For two days I have been in the Hybrid World Lab working up an idea about measuring individual and corporate contributions to Sustainable Development Goals, inspired by Nobel Laurete Muhammad Yunus challenge for a world of three zeros. Being in the lab with two amazing women was intense in the context of a competition. It is not the way I like to iterate ideas and bring them to fruition, however it is how mostly I have worked over the years with urgency of parliamentary question time, front pages and more importantly the urgency of the changes that are necessary for population well-being or individual well being. Whether it being about getting someone into a service to help them make it through the night in domestic violence or psychiatric care or for the three year old who will be starting school in two years in a location, conspiring against them so they won’t be reaching their developmental milestones – urgency is real. We have the capacity to make decisions in a climate of urgency many times a day – running a red light springs to mind immediately. A sense of urgency is not the same as something being urgent – and not all urgency is important.
In the lab we were exposed to mentors with a wide range of backgrounds to challenge, extend and develop our thinking. They all wanted the best from us so we could make our idea visible to investors. To be surrounded by such talent was an incredible privilege and with it I felt an urgency to make the most of their time and learn from them. We also had some speakers to inform and encourage us along the way. One of those was Dr Christyl Johnson, Deputy Director of Technology and Research at NASA. I was on the only all female team (in fact only 2 other teams had a woman on them out of 13 teams). She could have talking about pitching to government, she could have shared her knowledge of research and investment, but instead she spent her 15 minutes telling us to become masters at managing our fear. She defined fear as an acronym – false evidence appearing real. This is not the first time I have heard that, but this time it resonated me with a sense of urgency and prompted by a question from my fellow team member about the fear of success inviting me to recall Marianne Williamson being quoted by Nelson Mandela at his inauguration speech (it was his 100th birthday this week).
Our deepest fear is not that we are inadequate. Our deepest fear is that we are powerful beyond measure. It is our light, not our darkness that most frightens us. We ask ourselves, who am I to be brilliant, gorgeous, talented, fabulous?

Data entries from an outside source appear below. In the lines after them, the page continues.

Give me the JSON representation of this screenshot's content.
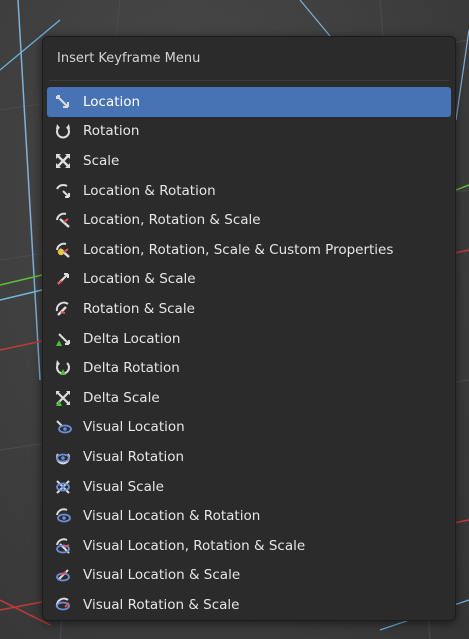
{
  "menu": {
    "title": "Insert Keyframe Menu",
    "items": [
      {
        "label": "Location",
        "icon": "location-icon",
        "active": true
      },
      {
        "label": "Rotation",
        "icon": "rotation-icon",
        "active": false
      },
      {
        "label": "Scale",
        "icon": "scale-icon",
        "active": false
      },
      {
        "label": "Location & Rotation",
        "icon": "location-rotation-icon",
        "active": false
      },
      {
        "label": "Location, Rotation & Scale",
        "icon": "location-rotation-scale-icon",
        "active": false
      },
      {
        "label": "Location, Rotation, Scale & Custom Properties",
        "icon": "location-rotation-scale-custom-icon",
        "active": false
      },
      {
        "label": "Location & Scale",
        "icon": "location-scale-icon",
        "active": false
      },
      {
        "label": "Rotation & Scale",
        "icon": "rotation-scale-icon",
        "active": false
      },
      {
        "label": "Delta Location",
        "icon": "delta-location-icon",
        "active": false
      },
      {
        "label": "Delta Rotation",
        "icon": "delta-rotation-icon",
        "active": false
      },
      {
        "label": "Delta Scale",
        "icon": "delta-scale-icon",
        "active": false
      },
      {
        "label": "Visual Location",
        "icon": "visual-location-icon",
        "active": false
      },
      {
        "label": "Visual Rotation",
        "icon": "visual-rotation-icon",
        "active": false
      },
      {
        "label": "Visual Scale",
        "icon": "visual-scale-icon",
        "active": false
      },
      {
        "label": "Visual Location & Rotation",
        "icon": "visual-location-rotation-icon",
        "active": false
      },
      {
        "label": "Visual Location, Rotation & Scale",
        "icon": "visual-location-rotation-scale-icon",
        "active": false
      },
      {
        "label": "Visual Location & Scale",
        "icon": "visual-location-scale-icon",
        "active": false
      },
      {
        "label": "Visual Rotation & Scale",
        "icon": "visual-rotation-scale-icon",
        "active": false
      }
    ]
  },
  "colors": {
    "menu_bg": "#2b2b2b",
    "highlight": "#4772b3",
    "text": "#e6e6e6",
    "delta_accent": "#4cbf3a",
    "visual_accent": "#6a8fd8",
    "custom_accent": "#e8c547"
  }
}
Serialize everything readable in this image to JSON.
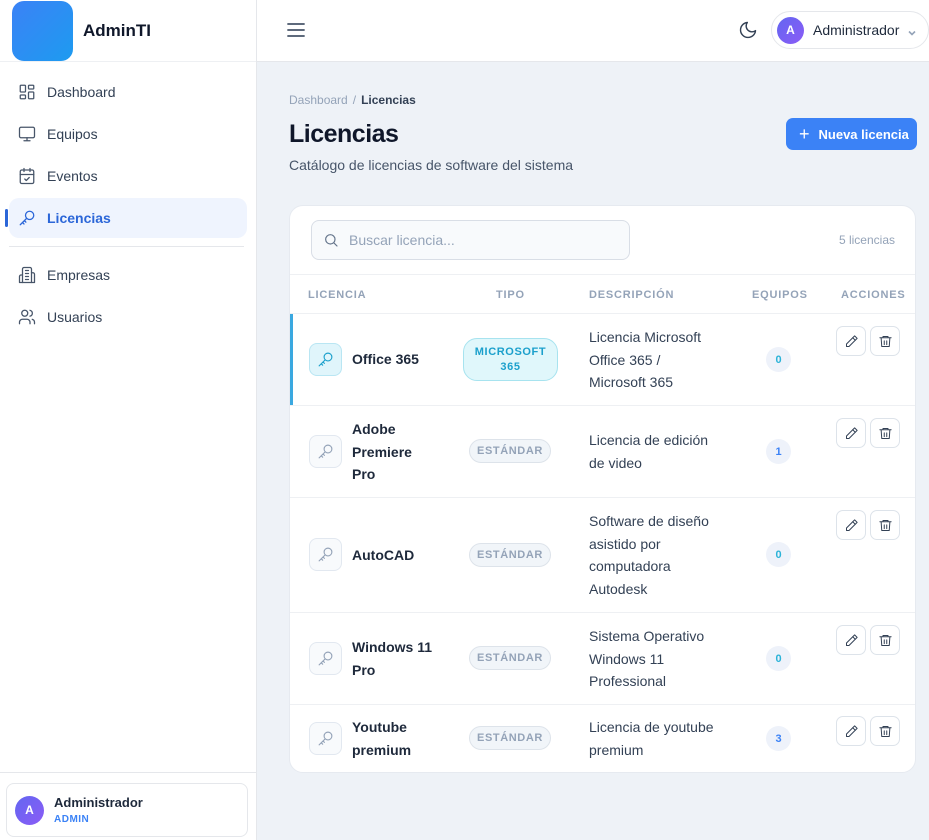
{
  "app": {
    "name": "AdminTI"
  },
  "sidebar": {
    "items": [
      {
        "label": "Dashboard",
        "icon": "dashboard-icon"
      },
      {
        "label": "Equipos",
        "icon": "monitor-icon"
      },
      {
        "label": "Eventos",
        "icon": "calendar-icon"
      },
      {
        "label": "Licencias",
        "icon": "key-icon",
        "active": true
      },
      {
        "label": "Empresas",
        "icon": "building-icon"
      },
      {
        "label": "Usuarios",
        "icon": "users-icon"
      }
    ],
    "user": {
      "initial": "A",
      "name": "Administrador",
      "role": "ADMIN"
    }
  },
  "topbar": {
    "user": {
      "initial": "A",
      "name": "Administrador"
    }
  },
  "breadcrumb": {
    "parent": "Dashboard",
    "separator": "/",
    "current": "Licencias"
  },
  "page": {
    "title": "Licencias",
    "subtitle": "Catálogo de licencias de software del sistema",
    "new_button": "Nueva licencia"
  },
  "search": {
    "placeholder": "Buscar licencia..."
  },
  "count_label": "5 licencias",
  "table": {
    "columns": [
      "LICENCIA",
      "TIPO",
      "DESCRIPCIÓN",
      "EQUIPOS",
      "ACCIONES"
    ],
    "rows": [
      {
        "name": "Office 365",
        "type": "MICROSOFT 365",
        "description": "Licencia Microsoft Office 365 / Microsoft 365",
        "equipos": "0"
      },
      {
        "name": "Adobe Premiere Pro",
        "type": "ESTÁNDAR",
        "description": "Licencia de edición de video",
        "equipos": "1"
      },
      {
        "name": "AutoCAD",
        "type": "ESTÁNDAR",
        "description": "Software de diseño asistido por computadora Autodesk",
        "equipos": "0"
      },
      {
        "name": "Windows 11 Pro",
        "type": "ESTÁNDAR",
        "description": "Sistema Operativo Windows 11 Professional",
        "equipos": "0"
      },
      {
        "name": "Youtube premium",
        "type": "ESTÁNDAR",
        "description": "Licencia de youtube premium",
        "equipos": "3"
      }
    ]
  },
  "colors": {
    "accent": "#3b82f6",
    "active_nav": "#2b66d8",
    "microsoft_badge": "#1ba0cc",
    "background": "#eef2f7"
  }
}
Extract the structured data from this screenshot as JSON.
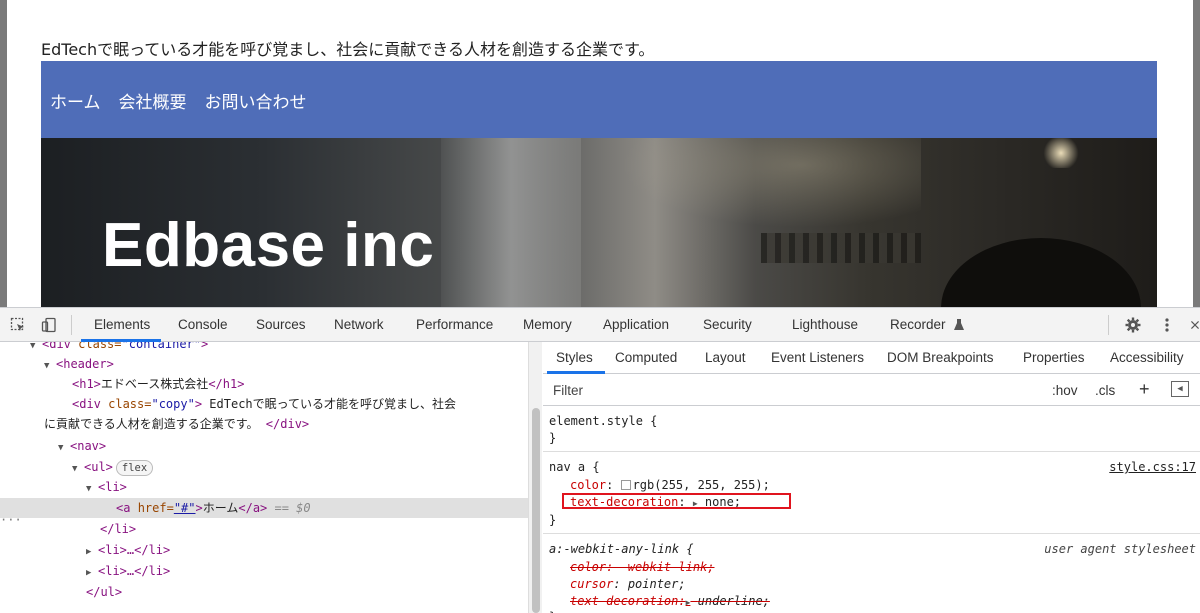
{
  "page": {
    "copy_text": "EdTechで眠っている才能を呼び覚まし、社会に貢献できる人材を創造する企業です。",
    "nav_items": [
      "ホーム",
      "会社概要",
      "お問い合わせ"
    ],
    "hero_title": "Edbase inc"
  },
  "devtools": {
    "tabs": [
      "Elements",
      "Console",
      "Sources",
      "Network",
      "Performance",
      "Memory",
      "Application",
      "Security",
      "Lighthouse",
      "Recorder"
    ],
    "active_tab": "Elements",
    "dom": {
      "line0": "div",
      "line0_class": "\"container\"",
      "header": "header",
      "h1_open": "<h1>",
      "h1_text": "エドベース株式会社",
      "h1_close": "</h1>",
      "copy_open": "<div ",
      "copy_attr": "class=",
      "copy_val": "\"copy\"",
      "copy_text_1": " EdTechで眠っている才能を呼び覚まし、社会",
      "copy_text_2": "に貢献できる人材を創造する企業です。 ",
      "copy_close": "</div>",
      "nav": "<nav>",
      "ul": "<ul>",
      "flex_badge": "flex",
      "li": "<li>",
      "a_open": "<a ",
      "a_attr": "href=",
      "a_val": "\"#\"",
      "a_text": "ホーム",
      "a_close": "</a>",
      "a_eq": " == $0",
      "li_close": "</li>",
      "li_collapsed_1": "<li>…</li>",
      "li_collapsed_2": "<li>…</li>",
      "ul_close": "</ul>",
      "ellipsis": "···"
    },
    "styles": {
      "tabs": [
        "Styles",
        "Computed",
        "Layout",
        "Event Listeners",
        "DOM Breakpoints",
        "Properties",
        "Accessibility"
      ],
      "filter_placeholder": "Filter",
      "hov": ":hov",
      "cls": ".cls",
      "plus": "+",
      "element_style_selector": "element.style {",
      "close_brace": "}",
      "rule1_selector": "nav a {",
      "rule1_source": "style.css:17",
      "rule1_color_prop": "color",
      "rule1_color_val": "rgb(255, 255, 255);",
      "rule1_td_prop": "text-decoration",
      "rule1_td_val": "none;",
      "rule2_selector": "a:-webkit-any-link {",
      "rule2_source": "user agent stylesheet",
      "rule2_color": "color: -webkit-link;",
      "rule2_cursor_prop": "cursor",
      "rule2_cursor_val": "pointer;",
      "rule2_td_prop": "text-decoration:",
      "rule2_td_val": "underline;"
    }
  },
  "colors": {
    "nav_bg": "#4f6db8",
    "accent": "#1a73e8",
    "highlight": "#e0141e"
  }
}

Actually, who are you not to be? You are a child of God. Your playing small does not serve the world. There is nothing enlightened about shrinking so that other people won’t feel insecure around you. We are all meant to shine, as children do. We were born to make manifest the glory of God that is within us. It is not just in some of us; it is in everyone. And as we let our own light shine, we unconsciously give other people permission to do the same. As we are liberated from our own fear, our presence automatically liberates others.
My sense of urgency seems to be fuelled by the big issues of our time and my own mortality looming as another decade approaches. There is nothing like a palliative care or sudden death experience to wake you up to living more intentionally with legacy in mind. These are some of the ways urgency shows up. The rate of change is a driver of urgency too. I once worked with a woman for whom everything was urgent and the rest of the developed a code for how urgent she thought something was with the number of times she used really in a directive …. this is really urgent had a lower value to this is really, really, really urgent. We took to treating a 3 really’s as urgent and in imminent danger. I used to call this the Danger Will Robinson moment in the office and if everyone wasn’t ready to deliver in that moment the fallout would have catastrophic consequences for some of us. I took over the leadership role after her and made it clear to all that we knew everything was urgent, but we were not the A & E department dealing with a car crash victim every five minutes, so instead we would have a set of values and guides to get us through all the small decisions before anything came urgent. Inoculation for the everyday and urgency when something we couldn’t see landed in our orbit.
Having values to hang on to, principles to guide you, a squad of people to support you – all help deal with urgency. As Christyl reminded us yesterday, holding tight and having mastery of your fear, and being clear that you know best or what it is that is important to you (whether that is an idea, a change you want to make for yourself or the world), will keep you grounded.
Unmastered fear and unfettered urgency are a nasty combination, but mastery over fear and urgency liberated by truth … well … that is an act of deep self-compassion. Settling into yourself with your feet planted and deeply rooted in your own genius, fabulousness and with fearless unleashed … whoa that is something to behold! I got to see what that looked like in Christyl Johnson and I am deeply grateful for the experience getting into the Hybrid World Lab offered me for that piece alone. We didn’t win the comp, but we won over fear.